Burkina Faso counts votes after threat of violence disrupts polls

Hundreds of thousands of people unable to vote because polling stations remained shut for fear of attack; incumbent President Roch Kabore in the lead with just three districts declared.

Vote counting is under way in Burkina Faso after polls closed in presidential and legislative elections, where threats of violence prevented parts of the country from casting ballots.

Electoral officials said on Monday incumbent Burkina Faso President Roch Kabore, who is vying for another five years against 12 other candidates, was leading with just three voting districts declared.

Election workers began the counting after polls closed on Sunday by holding the ballots up for observers and marking the votes on a chalkboard beside the candidate’s name. Preliminary results are expected within the next two days.

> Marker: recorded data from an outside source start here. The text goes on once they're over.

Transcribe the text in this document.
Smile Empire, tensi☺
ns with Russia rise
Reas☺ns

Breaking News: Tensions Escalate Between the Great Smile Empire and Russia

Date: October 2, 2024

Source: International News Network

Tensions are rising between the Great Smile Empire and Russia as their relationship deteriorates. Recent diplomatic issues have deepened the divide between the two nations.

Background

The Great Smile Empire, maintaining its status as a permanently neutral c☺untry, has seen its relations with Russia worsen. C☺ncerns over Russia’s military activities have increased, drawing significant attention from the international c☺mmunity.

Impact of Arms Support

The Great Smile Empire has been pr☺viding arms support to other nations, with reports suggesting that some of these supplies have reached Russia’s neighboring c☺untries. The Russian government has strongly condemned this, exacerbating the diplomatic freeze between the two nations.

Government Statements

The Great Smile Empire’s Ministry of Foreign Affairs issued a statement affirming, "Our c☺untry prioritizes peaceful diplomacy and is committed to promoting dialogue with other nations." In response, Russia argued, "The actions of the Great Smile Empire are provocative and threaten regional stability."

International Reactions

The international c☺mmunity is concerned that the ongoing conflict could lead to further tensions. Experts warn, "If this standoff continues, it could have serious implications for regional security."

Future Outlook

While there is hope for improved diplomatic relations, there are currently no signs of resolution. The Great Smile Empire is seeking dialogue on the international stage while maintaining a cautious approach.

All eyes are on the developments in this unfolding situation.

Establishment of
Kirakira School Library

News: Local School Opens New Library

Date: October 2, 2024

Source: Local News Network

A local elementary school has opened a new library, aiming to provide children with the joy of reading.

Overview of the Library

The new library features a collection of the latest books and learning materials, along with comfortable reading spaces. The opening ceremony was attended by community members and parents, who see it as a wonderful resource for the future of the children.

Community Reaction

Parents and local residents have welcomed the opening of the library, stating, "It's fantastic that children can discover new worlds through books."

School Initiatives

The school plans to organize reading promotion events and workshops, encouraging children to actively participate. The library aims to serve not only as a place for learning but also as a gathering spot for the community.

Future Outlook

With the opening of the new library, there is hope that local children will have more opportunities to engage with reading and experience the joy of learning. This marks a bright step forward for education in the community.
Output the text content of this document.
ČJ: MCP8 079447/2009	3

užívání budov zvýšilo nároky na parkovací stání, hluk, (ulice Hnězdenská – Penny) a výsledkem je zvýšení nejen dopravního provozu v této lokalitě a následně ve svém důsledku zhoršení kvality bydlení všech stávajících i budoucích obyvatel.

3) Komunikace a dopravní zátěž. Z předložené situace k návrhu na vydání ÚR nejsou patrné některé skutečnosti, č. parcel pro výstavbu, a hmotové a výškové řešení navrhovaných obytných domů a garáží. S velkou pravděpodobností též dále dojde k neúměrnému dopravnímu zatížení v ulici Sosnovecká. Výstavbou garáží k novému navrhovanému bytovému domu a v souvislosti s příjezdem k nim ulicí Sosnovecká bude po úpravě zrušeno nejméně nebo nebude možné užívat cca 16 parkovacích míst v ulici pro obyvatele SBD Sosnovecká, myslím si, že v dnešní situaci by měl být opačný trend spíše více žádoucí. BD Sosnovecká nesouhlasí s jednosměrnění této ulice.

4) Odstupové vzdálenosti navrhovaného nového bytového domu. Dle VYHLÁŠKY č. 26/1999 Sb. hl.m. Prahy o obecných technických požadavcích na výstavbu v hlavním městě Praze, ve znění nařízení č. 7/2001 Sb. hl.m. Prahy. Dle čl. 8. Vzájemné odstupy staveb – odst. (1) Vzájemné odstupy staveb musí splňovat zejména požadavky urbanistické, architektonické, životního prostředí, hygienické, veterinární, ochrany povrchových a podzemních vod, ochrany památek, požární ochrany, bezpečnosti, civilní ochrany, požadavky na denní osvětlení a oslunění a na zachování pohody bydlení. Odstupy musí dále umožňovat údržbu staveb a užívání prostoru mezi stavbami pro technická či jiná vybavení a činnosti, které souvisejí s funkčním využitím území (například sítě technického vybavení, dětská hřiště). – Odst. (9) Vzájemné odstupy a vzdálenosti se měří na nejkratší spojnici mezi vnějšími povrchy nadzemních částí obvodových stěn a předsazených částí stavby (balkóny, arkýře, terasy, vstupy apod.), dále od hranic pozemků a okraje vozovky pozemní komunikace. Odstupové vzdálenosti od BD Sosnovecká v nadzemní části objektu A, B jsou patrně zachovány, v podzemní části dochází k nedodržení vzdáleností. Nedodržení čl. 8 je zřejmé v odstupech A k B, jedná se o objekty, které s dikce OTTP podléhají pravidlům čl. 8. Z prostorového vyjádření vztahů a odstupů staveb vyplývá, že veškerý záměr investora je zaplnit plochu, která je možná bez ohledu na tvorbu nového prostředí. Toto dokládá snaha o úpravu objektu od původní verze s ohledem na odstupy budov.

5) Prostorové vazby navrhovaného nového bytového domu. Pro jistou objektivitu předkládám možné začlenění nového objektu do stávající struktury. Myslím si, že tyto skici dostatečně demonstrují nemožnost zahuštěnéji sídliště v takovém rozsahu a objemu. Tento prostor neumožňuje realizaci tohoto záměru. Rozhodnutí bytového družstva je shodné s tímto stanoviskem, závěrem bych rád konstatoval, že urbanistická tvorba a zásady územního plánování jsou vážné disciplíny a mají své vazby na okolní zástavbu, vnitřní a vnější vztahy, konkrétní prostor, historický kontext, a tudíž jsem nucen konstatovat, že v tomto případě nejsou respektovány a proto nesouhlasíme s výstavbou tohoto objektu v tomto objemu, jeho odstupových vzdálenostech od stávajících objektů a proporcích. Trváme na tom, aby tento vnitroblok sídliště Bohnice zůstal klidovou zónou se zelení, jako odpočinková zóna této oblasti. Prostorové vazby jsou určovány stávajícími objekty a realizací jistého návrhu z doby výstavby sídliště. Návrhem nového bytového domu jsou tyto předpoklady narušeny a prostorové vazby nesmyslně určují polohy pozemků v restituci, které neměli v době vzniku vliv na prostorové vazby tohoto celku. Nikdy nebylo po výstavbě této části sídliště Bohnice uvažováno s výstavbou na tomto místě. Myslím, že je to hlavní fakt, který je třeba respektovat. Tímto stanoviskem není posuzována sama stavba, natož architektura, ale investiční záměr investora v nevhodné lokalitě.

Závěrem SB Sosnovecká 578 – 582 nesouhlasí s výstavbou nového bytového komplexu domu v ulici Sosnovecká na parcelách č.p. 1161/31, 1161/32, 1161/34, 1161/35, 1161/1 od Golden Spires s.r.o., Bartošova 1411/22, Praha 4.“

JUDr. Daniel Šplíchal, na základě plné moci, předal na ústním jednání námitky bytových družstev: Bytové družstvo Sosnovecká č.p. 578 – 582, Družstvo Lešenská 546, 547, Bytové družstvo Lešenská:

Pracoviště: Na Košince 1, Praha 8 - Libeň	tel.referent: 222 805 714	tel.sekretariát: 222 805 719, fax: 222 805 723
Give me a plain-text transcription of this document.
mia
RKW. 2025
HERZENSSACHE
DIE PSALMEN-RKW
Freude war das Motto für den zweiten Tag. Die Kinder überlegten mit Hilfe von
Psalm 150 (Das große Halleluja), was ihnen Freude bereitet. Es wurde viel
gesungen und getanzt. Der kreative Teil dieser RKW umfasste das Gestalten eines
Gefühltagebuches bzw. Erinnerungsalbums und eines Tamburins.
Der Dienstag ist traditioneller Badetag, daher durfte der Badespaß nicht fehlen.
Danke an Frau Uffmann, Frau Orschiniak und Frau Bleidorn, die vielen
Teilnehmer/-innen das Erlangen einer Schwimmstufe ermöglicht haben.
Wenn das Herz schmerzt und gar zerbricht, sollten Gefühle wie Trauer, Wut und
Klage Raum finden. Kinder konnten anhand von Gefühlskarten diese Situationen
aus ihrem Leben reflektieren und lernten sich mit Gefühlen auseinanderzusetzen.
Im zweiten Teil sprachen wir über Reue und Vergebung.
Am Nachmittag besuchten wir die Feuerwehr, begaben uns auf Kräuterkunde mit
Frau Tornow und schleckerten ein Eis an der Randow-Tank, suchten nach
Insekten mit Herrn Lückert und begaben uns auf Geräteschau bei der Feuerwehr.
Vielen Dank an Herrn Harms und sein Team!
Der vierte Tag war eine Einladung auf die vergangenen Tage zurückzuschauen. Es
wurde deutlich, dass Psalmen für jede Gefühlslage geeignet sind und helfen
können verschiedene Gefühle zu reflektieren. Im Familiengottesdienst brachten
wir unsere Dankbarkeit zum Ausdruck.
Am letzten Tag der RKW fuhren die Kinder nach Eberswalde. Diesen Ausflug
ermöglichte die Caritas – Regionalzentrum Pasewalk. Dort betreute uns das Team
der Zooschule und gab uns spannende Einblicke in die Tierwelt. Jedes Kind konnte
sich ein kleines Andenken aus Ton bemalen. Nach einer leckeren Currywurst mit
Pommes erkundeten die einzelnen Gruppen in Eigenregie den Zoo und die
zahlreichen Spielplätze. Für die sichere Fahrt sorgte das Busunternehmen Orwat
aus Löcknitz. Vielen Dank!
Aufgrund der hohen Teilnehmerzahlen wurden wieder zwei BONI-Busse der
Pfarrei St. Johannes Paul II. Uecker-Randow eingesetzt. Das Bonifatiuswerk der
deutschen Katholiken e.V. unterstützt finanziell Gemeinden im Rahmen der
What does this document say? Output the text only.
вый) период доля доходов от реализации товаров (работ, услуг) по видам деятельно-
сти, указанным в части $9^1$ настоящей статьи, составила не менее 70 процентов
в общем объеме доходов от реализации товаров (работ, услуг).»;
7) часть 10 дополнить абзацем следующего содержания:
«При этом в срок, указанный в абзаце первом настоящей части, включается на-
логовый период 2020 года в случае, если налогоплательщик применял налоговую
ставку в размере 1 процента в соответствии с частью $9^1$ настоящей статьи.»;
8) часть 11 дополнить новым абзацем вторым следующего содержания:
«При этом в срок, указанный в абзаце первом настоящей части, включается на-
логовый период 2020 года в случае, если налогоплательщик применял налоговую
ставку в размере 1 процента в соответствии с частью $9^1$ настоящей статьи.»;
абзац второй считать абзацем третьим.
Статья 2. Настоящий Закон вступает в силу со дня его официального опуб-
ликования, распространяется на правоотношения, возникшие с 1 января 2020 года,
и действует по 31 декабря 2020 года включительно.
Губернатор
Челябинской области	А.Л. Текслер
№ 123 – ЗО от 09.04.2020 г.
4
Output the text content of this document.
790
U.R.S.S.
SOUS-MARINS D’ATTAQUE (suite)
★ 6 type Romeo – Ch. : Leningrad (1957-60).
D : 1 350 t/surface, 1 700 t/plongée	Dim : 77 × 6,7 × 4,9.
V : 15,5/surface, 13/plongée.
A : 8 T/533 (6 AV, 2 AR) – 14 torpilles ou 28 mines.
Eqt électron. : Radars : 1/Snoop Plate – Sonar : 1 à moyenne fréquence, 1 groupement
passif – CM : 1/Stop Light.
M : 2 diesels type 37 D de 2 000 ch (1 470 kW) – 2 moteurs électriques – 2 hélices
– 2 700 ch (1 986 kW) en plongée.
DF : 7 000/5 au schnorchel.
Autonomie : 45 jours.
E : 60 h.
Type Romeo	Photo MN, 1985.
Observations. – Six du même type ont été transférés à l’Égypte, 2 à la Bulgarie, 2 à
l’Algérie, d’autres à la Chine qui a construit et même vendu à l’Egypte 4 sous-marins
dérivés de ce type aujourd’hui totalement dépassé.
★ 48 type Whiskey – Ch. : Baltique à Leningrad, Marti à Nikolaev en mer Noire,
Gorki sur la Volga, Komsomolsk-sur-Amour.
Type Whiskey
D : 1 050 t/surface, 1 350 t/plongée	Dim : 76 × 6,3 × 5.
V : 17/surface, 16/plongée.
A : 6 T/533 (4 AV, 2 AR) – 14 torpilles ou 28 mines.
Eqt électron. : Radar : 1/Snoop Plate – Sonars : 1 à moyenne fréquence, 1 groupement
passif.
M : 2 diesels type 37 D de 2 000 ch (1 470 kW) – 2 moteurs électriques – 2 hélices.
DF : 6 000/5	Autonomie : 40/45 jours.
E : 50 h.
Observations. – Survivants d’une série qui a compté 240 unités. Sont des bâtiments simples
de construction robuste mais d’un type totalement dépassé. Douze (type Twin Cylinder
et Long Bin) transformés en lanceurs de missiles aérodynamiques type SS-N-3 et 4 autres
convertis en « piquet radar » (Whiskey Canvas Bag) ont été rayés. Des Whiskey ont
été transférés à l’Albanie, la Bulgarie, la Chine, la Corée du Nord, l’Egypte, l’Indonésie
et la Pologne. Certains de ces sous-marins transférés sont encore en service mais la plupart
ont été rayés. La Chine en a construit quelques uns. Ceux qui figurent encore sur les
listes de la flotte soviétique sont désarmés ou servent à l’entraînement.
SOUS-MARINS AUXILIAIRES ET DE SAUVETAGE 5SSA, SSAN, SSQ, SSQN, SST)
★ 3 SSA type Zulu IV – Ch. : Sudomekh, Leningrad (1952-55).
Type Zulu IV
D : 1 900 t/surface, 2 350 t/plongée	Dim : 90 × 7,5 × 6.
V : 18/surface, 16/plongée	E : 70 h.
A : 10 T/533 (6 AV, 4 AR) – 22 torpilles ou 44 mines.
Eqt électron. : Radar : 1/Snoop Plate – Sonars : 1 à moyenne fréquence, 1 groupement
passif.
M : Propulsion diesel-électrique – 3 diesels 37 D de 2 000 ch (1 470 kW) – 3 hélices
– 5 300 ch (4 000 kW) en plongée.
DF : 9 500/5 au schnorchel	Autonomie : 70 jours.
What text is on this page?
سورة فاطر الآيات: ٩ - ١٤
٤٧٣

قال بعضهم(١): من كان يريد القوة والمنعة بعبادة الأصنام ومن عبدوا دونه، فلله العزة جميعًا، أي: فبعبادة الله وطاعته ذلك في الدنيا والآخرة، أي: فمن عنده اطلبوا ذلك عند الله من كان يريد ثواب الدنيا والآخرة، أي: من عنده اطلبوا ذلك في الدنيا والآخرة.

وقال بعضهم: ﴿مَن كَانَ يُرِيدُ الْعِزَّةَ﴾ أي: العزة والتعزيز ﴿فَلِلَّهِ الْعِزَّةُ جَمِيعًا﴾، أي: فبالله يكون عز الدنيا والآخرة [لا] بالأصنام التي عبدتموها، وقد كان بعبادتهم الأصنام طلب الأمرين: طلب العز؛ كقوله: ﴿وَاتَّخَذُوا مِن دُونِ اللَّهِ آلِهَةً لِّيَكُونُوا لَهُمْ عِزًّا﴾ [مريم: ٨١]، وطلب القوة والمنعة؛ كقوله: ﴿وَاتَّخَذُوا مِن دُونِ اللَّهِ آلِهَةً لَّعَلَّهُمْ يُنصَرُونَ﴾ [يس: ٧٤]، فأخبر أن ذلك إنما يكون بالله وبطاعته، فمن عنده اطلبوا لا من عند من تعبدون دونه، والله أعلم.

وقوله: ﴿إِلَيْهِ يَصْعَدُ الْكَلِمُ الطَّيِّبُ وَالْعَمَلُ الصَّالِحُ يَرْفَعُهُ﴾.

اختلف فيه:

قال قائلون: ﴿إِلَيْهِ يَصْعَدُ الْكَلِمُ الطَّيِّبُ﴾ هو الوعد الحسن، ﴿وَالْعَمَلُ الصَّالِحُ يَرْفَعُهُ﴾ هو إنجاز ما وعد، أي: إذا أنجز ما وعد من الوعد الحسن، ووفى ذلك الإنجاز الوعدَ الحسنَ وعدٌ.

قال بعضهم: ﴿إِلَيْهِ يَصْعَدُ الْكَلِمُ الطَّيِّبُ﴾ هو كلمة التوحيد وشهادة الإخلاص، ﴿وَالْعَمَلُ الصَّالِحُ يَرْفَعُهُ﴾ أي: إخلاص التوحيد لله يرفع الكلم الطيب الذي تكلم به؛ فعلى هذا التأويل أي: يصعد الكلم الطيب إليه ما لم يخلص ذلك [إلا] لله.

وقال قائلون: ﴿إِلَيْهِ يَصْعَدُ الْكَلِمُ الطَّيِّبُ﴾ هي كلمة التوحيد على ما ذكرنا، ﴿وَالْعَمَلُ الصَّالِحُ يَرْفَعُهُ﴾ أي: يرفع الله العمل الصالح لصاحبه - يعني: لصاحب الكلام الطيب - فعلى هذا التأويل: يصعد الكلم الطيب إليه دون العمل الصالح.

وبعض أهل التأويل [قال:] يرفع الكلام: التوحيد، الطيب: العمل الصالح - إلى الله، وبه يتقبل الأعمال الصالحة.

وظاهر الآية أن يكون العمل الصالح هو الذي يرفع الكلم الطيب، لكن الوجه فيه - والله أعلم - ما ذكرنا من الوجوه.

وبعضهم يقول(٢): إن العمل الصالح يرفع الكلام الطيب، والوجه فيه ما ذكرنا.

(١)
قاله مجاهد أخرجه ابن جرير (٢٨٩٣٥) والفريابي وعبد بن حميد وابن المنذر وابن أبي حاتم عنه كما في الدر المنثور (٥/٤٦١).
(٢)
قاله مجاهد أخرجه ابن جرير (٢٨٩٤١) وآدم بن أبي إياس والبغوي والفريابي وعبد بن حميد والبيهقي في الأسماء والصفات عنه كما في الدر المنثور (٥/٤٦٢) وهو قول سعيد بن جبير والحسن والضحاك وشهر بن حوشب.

While there were no reported incidents of major attacks, threats of violence prevented hundreds of thousands of people from casting ballots in hard-hit parts of the country, in the North, Sahel and East regions. Armed groups linked to al-Qaeda and ISIL (ISIS) operate across vast swaths of Burkina Faso, part of an escalating security situation in West Africa’s Sahel, a semi-arid region south of the Sahara Desert.

Last year, the conflict killed some 2,000 people in Burkina Faso. More than one million Burkinabe people have been displaced by the fighting.

Newton Ahmed Barry, president for the National Independent Electoral Commission, said on local television that nearly 3,000 polling stations expected to open did not do so, preventing up to 350,000 people from voting.

In Tapoa province in the east, 224 polling stations out of 335 did not open, according to a report from CODEL, a local election monitoring group. CODEL said it was “concerned about the situation in areas weakened by insecurity”. Local officials in the Sahel and Centre North, the epicentres of the violence, told The Associated Press news agency people were angry about not being able to vote.

“I’m upset and people are complaining because they thought they’d be able to vote and couldn’t,” Saidou Wily, a government official in Barsalogho town in the Centre-North, said by phone on Sunday. At least 37 villages in the region expecting to vote, were unable to, he said.

Some open polling stations had to close early due to security concerns. In Markoye Commune in the Sahel’s Oudalan province, the polls closed three hours ahead of schedule, according to a post-election report from the West African Network of Peacebuilding, an organisation focused on human rights.

There were also some reports of fights between political activists in the West and Centre-North and attempts to “influence voting” by supporters of candidates and political parties, according to an internal report from a local human rights group seen by the AP. Halidou Ouedraogo, president of CODEL, said there were some areas in the east where no ballot paper was available, so approximately 30 people voted on fake ballots. But this was detected and rectified, he said.

Burkina Faso observers said that this election is a major test for the nation’s young democracy in the face of rising attacks and the violence and intimidation show how limited the authorities’ control and legitimacy really are.

The electoral commission was unable to hold voter registration in more than 17 percent of the country’s municipalities, meaning voting did not take place in those violence-hit areas either – a development that would be seen as a victory for the armed groups.

“On one side, [those unable to vote] will continue to feel alienated from the mainstream government,” Chukwuemeka Eze, executive director of the West Africa Network for Peacebuilding, told Al Jazeera.

“And then on the other side, is the perception of the extremists that they have actually succeeded because if they (citizens) are not able to vote, it means they are winning the war because the state machinery is not well to allow the citizens to vote, which is what actually they (fighters) have been aiming at.”

A change in Burkina Faso’s electoral code this year means that election results will be valid even if people cannot vote in parts of the country.

Alex Thurston, assistant professor of political science at the University of Cincinnati in the United States, said whoever “wins [the election] will confront the challenge not just of restoring security, but also showing Burkinabe that every citizen matters”.

Kabore is expected to win, but the opposition hopes to split the vote, depriving him of the 51 percent support needed for an outright victory in the first round. Then, it plans to form a coalition behind the strongest opposition candidate for the second round.

Opposition candidates accused the governing party of fraud, including bribing people. The parties also accused the National Independent Electoral Commission of making changes to the electoral map, said Zephirin Diabre, a leading candidate from the Progress and Change Party.

After voting in the capital, Ouagadougou, he told the media that he will congratulate whoever the winner is, but “won’t accept results that are stained with fraud and irregularities”.